President Trump this week signed the anti-robocall TRACED Act into law, supporting bipartisan legislative efforts to beat back the flood of robocalls that plague Americans daily.
The U.S. House of Representatives and Senate each passed the TRACED (Telephone Robocall Abuse Criminal Enforcement and Deterrence) Act earlier this month. It gives the Federal Communications Commission greater enforcement authority against illegal robocallers, and requires voice service providers to implement call authentication technology.
FCC Chairman Ajit Pai praised passage of the new law and the added flexibility given to the agency.
“I applaud Congress for working in a bipartisan manner to combat illegal robocalls and malicious caller ID spoofing. And I thank the President and Congress for the additional tools and flexibility that this law affords us,” said Pai in a statement. “Specifically, I am glad that the agency now has a longer statute of limitations during which we can pursue scammers, and I welcome the removal of a previously-required warning we had to give to unlawful robocallers before imposing tough penalties.”
Under the new anti-robocall statute, the FCC can now extend the statute of limitations by up to four years in some cases, and can go after first-time scammers. In hopes of deterring illegal robocalls, the FCC is also allowed to levy civil penalties of up to $10,000 per call in certain instances.
Although the FCC has issued fines against robocallers before, it’s struggled to actually collect on penalties. Commissioner Jessica Rosenworcel previously called out this problem, pointing to a Wall street Journal report that found out of more than $208 million in fines levied by the FCC on robocallers, it had collected just $6,790.
The new law also targets the issue of spoofing, where sometimes legitimate phone numbers are high-jacked and used by illegal callers. To help verify calls, service providers are required to implement the STIR/SHAKEN call authentication framework, and offer robocall blocking services at no additional charge to consumers.
Most major carriers already offer some level of call-blocking service, and earlier this year AT&T and T-Mobile collaborated to deliver STIR/SHAKEN technology that works across both of their networks.
The FCC will also review its own measures against robocallers, and report to Congress about, among other things, the amount of robocall complaints it receives. The bill also encourages, as CTIA noted, a “whole” of government approach to fighting against unwanted robocalls at both the federal and state level.
Most everyone can relate to the annoyance of robocalls, and as scammers become increasingly sophisticated, legislative action against the deluge garnered broad support from both industry and lawmakers.
“I thank the American people for never letting us forget how fed up they are with scam, spoofed robocalls. It’s their voices that power our never-ceasing push to fight back against the scourge of robocalls and malicious spoofing,” Pai said.
The Competitive Carriers Association (CCA) and CTIA wireless industry trade groups each praised the bill, which was also endorsed by AARP.

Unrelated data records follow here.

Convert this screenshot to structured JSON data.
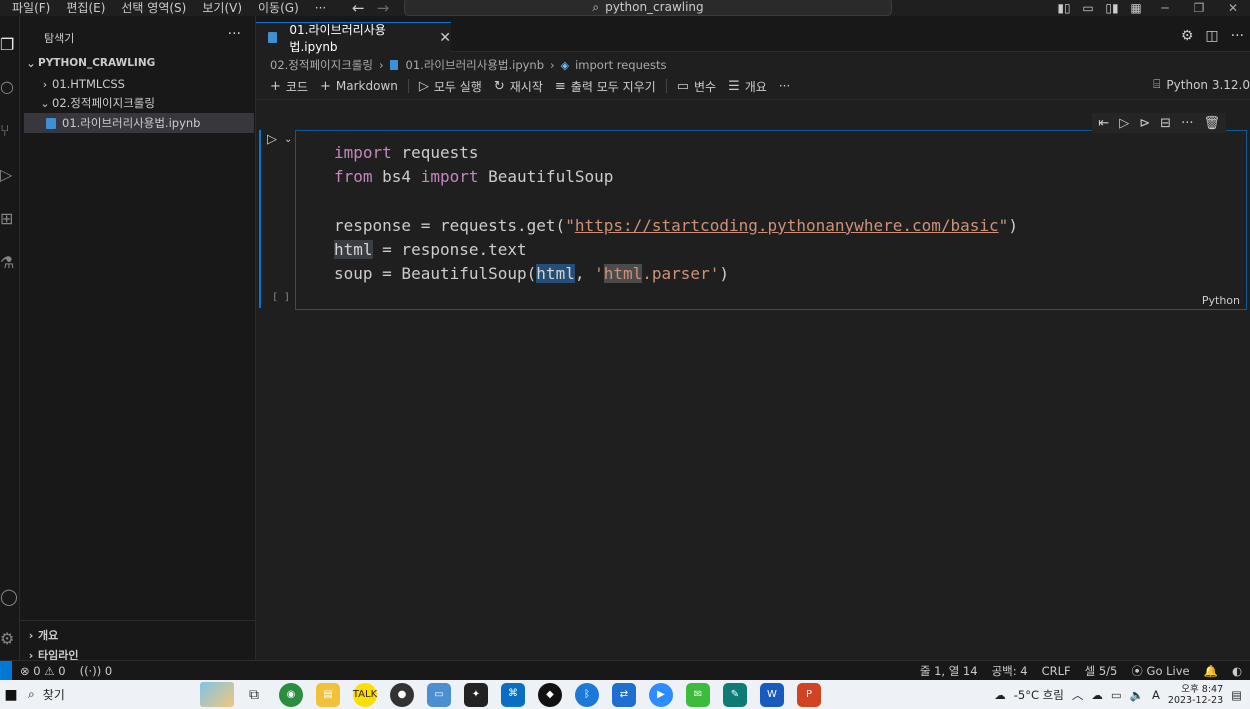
{
  "menu": [
    "파일(F)",
    "편집(E)",
    "선택 영역(S)",
    "보기(V)",
    "이동(G)",
    "···"
  ],
  "command_center": "python_crawling",
  "sidebar": {
    "title": "탐색기",
    "more": "···",
    "root": "PYTHON_CRAWLING",
    "items": [
      {
        "label": "01.HTMLCSS",
        "chevron": "›"
      },
      {
        "label": "02.정적페이지크롤링",
        "chevron": "⌄"
      },
      {
        "label": "01.라이브러리사용법.ipynb"
      }
    ],
    "bottom": [
      {
        "label": "개요"
      },
      {
        "label": "타임라인"
      }
    ]
  },
  "tab": {
    "label": "01.라이브러리사용법.ipynb",
    "close": "✕"
  },
  "breadcrumb": {
    "folder": "02.정적페이지크롤링",
    "file": "01.라이브러리사용법.ipynb",
    "symbol": "import requests"
  },
  "toolbar": {
    "code": "코드",
    "markdown": "Markdown",
    "run_all": "모두 실행",
    "restart": "재시작",
    "clear_outputs": "출력 모두 지우기",
    "variables": "변수",
    "outline": "개요",
    "more": "···",
    "kernel": "Python 3.12.0"
  },
  "cell": {
    "exec_count": "[ ]",
    "language": "Python",
    "code": {
      "l1_kw": "import",
      "l1_rest": " requests",
      "l2_kw1": "from",
      "l2_mid": " bs4 ",
      "l2_kw2": "import",
      "l2_rest": " BeautifulSoup",
      "l4_a": "response = requests.get(",
      "l4_q1": "\"",
      "l4_url": "https://startcoding.pythonanywhere.com/basic",
      "l4_q2": "\"",
      "l4_b": ")",
      "l5_var": "html",
      "l5_rest": " = response.text",
      "l6_a": "soup = BeautifulSoup(",
      "l6_var": "html",
      "l6_b": ", ",
      "l6_q1": "'",
      "l6_hl": "html",
      "l6_s": ".parser'",
      "l6_c": ")"
    }
  },
  "status": {
    "errors": "0",
    "warnings": "0",
    "ports": "0",
    "position": "줄 1, 열 14",
    "spaces": "공백: 4",
    "eol": "CRLF",
    "cell": "셀 5/5",
    "golive": "Go Live"
  },
  "taskbar": {
    "search": "찾기",
    "weather": "-5°C 흐림",
    "time": "오후 8:47",
    "date": "2023-12-23",
    "ime": "A"
  }
}
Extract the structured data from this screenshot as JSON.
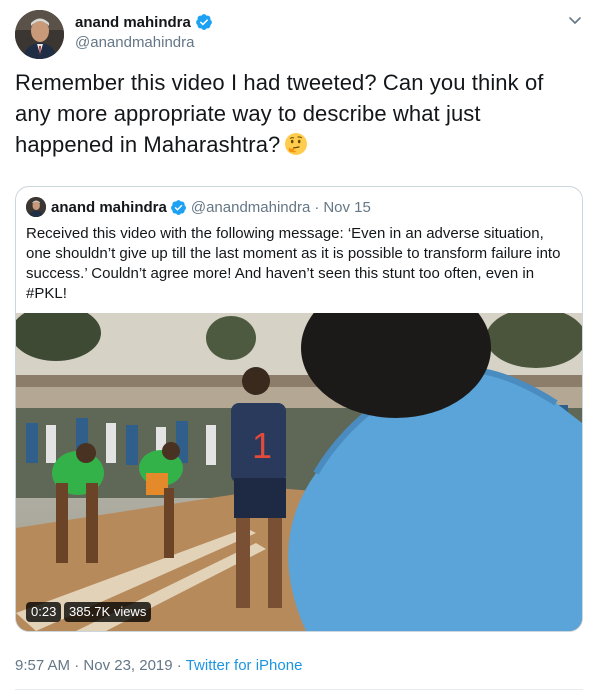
{
  "author": {
    "name": "anand mahindra",
    "handle": "@anandmahindra",
    "avatar_icon": "profile-photo",
    "verified_icon": "verified-badge-icon"
  },
  "tweet": {
    "text": "Remember this video I had tweeted? Can you think of any more appropriate way to describe what just happened in Maharashtra?",
    "emoji": "thinking-face-emoji"
  },
  "quoted": {
    "name": "anand mahindra",
    "handle": "@anandmahindra",
    "separator": "·",
    "date": "Nov 15",
    "text": "Received this video with the following message: ‘Even in an adverse situation, one shouldn’t give up till the last moment as it is possible to transform failure into success.’ Couldn’t agree more! And haven’t seen this stunt too often, even in #PKL!",
    "video": {
      "duration": "0:23",
      "views": "385.7K views"
    }
  },
  "meta": {
    "time": "9:57 AM",
    "separator1": " · ",
    "date": "Nov 23, 2019",
    "separator2": " · ",
    "source": "Twitter for iPhone"
  },
  "colors": {
    "text": "#14171a",
    "secondary": "#657786",
    "link": "#1b95e0",
    "verified": "#1da1f2",
    "border": "#ccd6dd"
  }
}
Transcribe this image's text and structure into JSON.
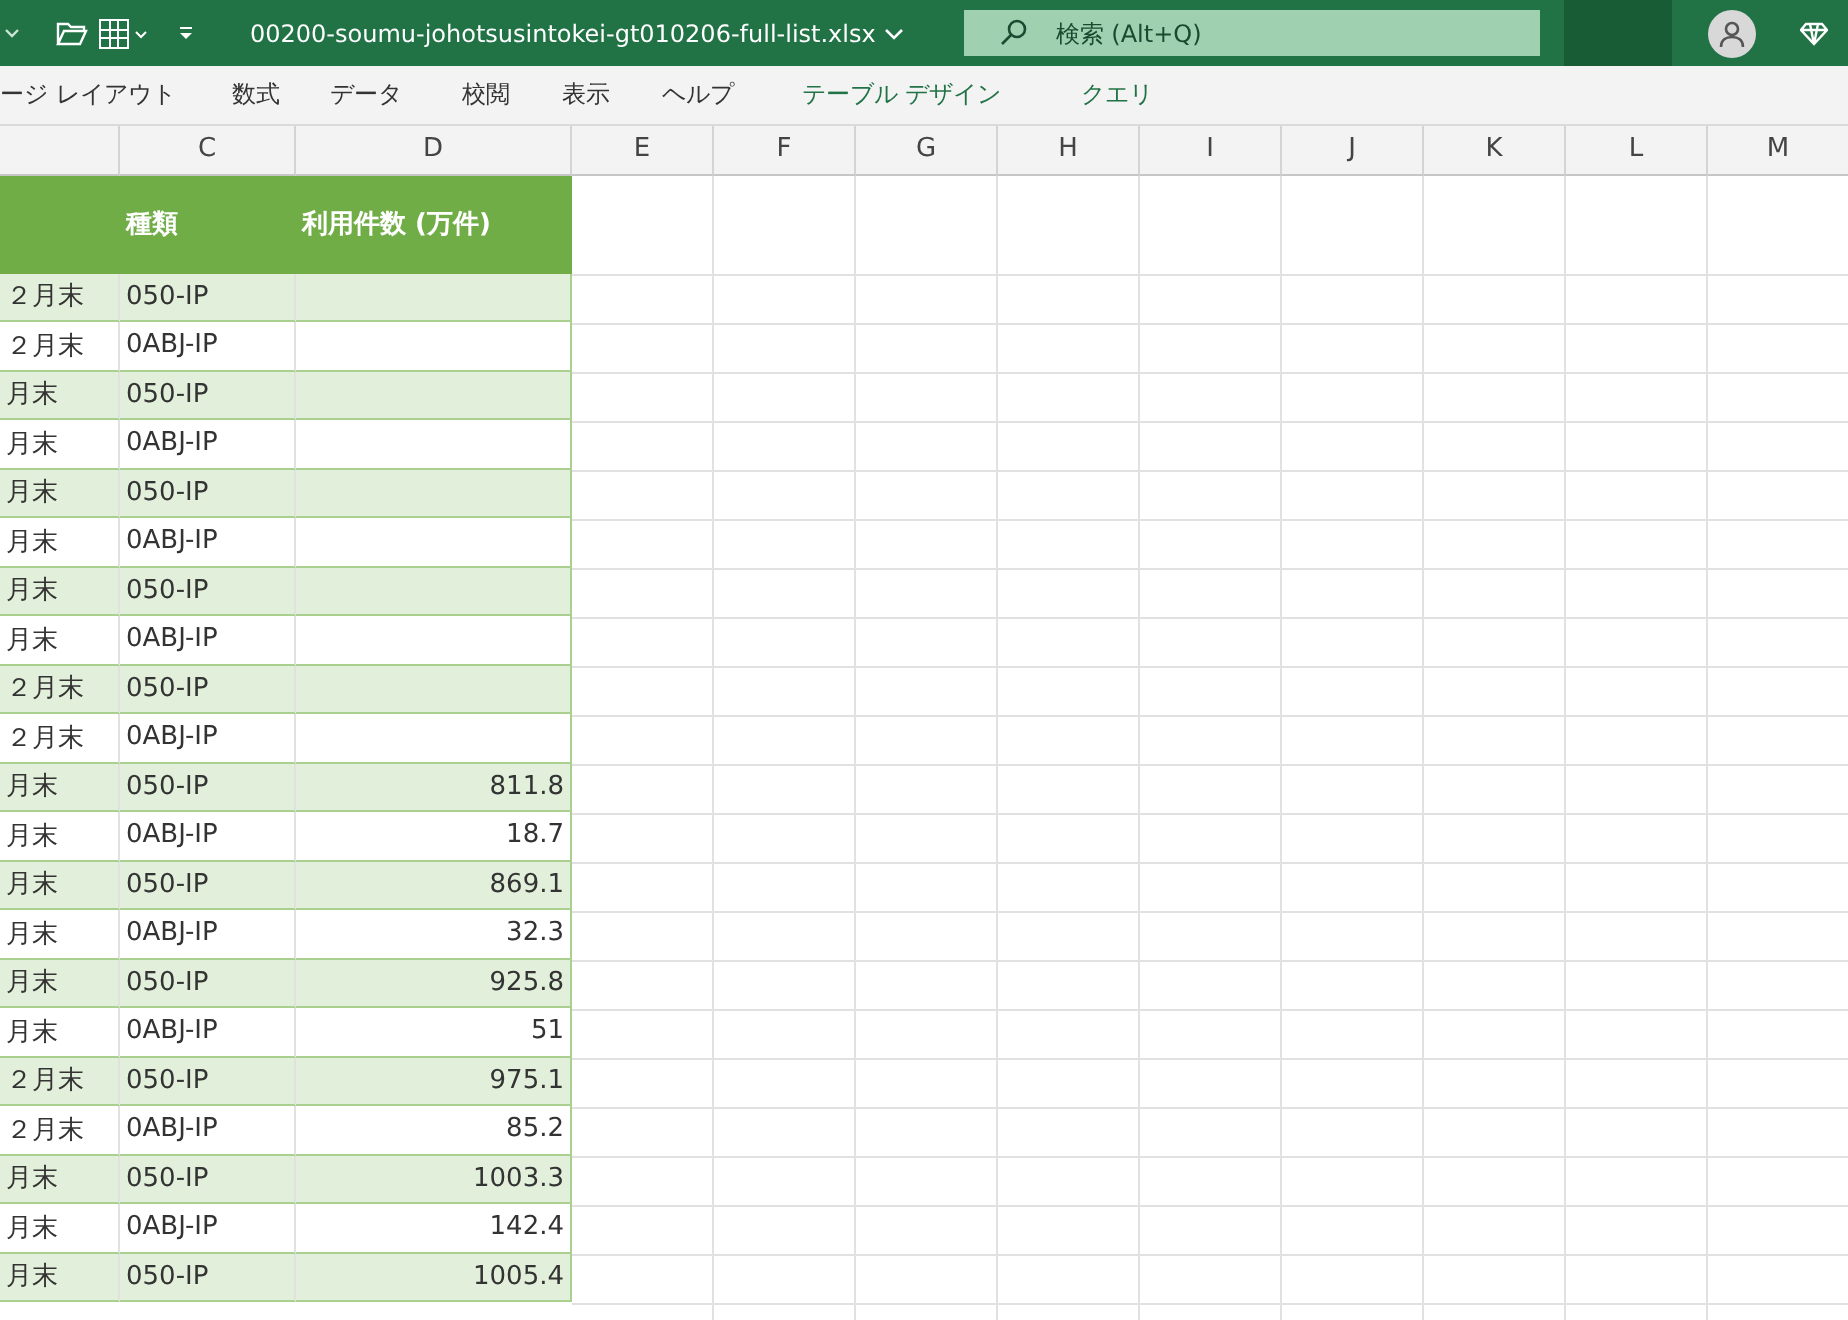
{
  "title_bar": {
    "file_name": "00200-soumu-johotsusintokei-gt010206-full-list.xlsx",
    "search": {
      "placeholder": "検索 (Alt+Q)"
    }
  },
  "ribbon_tabs": [
    {
      "label": "ージ レイアウト",
      "kind": "normal"
    },
    {
      "label": "数式",
      "kind": "normal"
    },
    {
      "label": "データ",
      "kind": "normal"
    },
    {
      "label": "校閲",
      "kind": "normal"
    },
    {
      "label": "表示",
      "kind": "normal"
    },
    {
      "label": "ヘルプ",
      "kind": "normal"
    },
    {
      "label": "テーブル デザイン",
      "kind": "contextual"
    },
    {
      "label": "クエリ",
      "kind": "contextual"
    }
  ],
  "column_headers": [
    "C",
    "D",
    "E",
    "F",
    "G",
    "H",
    "I",
    "J",
    "K",
    "L",
    "M"
  ],
  "table": {
    "headers": [
      "種類",
      "利用件数 (万件)"
    ],
    "rows": [
      {
        "column_b": "２月末",
        "type": "050-IP",
        "count": ""
      },
      {
        "column_b": "２月末",
        "type": "0ABJ-IP",
        "count": ""
      },
      {
        "column_b": "月末",
        "type": "050-IP",
        "count": ""
      },
      {
        "column_b": "月末",
        "type": "0ABJ-IP",
        "count": ""
      },
      {
        "column_b": "月末",
        "type": "050-IP",
        "count": ""
      },
      {
        "column_b": "月末",
        "type": "0ABJ-IP",
        "count": ""
      },
      {
        "column_b": "月末",
        "type": "050-IP",
        "count": ""
      },
      {
        "column_b": "月末",
        "type": "0ABJ-IP",
        "count": ""
      },
      {
        "column_b": "２月末",
        "type": "050-IP",
        "count": ""
      },
      {
        "column_b": "２月末",
        "type": "0ABJ-IP",
        "count": ""
      },
      {
        "column_b": "月末",
        "type": "050-IP",
        "count": "811.8"
      },
      {
        "column_b": "月末",
        "type": "0ABJ-IP",
        "count": "18.7"
      },
      {
        "column_b": "月末",
        "type": "050-IP",
        "count": "869.1"
      },
      {
        "column_b": "月末",
        "type": "0ABJ-IP",
        "count": "32.3"
      },
      {
        "column_b": "月末",
        "type": "050-IP",
        "count": "925.8"
      },
      {
        "column_b": "月末",
        "type": "0ABJ-IP",
        "count": "51"
      },
      {
        "column_b": "２月末",
        "type": "050-IP",
        "count": "975.1"
      },
      {
        "column_b": "２月末",
        "type": "0ABJ-IP",
        "count": "85.2"
      },
      {
        "column_b": "月末",
        "type": "050-IP",
        "count": "1003.3"
      },
      {
        "column_b": "月末",
        "type": "0ABJ-IP",
        "count": "142.4"
      },
      {
        "column_b": "月末",
        "type": "050-IP",
        "count": "1005.4"
      }
    ]
  }
}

“We applaud the President’s efforts to protect consumers by signing the TRACED Act. This landmark legislation will help protect consumers from illegal robocalls by removing barriers and enhancing the FCC’s authority to stop this activity at the source,” said CTIA President & CEO, Meredith Attwell Baker in a statement. “This is a priority for our members, and we thank Senators Thune and Markey and Representatives Pallone and Walden for their bipartisan leadership on this bill, which acknowledges the importance of the wireless industry’s efforts to implement call authentication, and allow providers to be more proactive in blocking illegal calls.”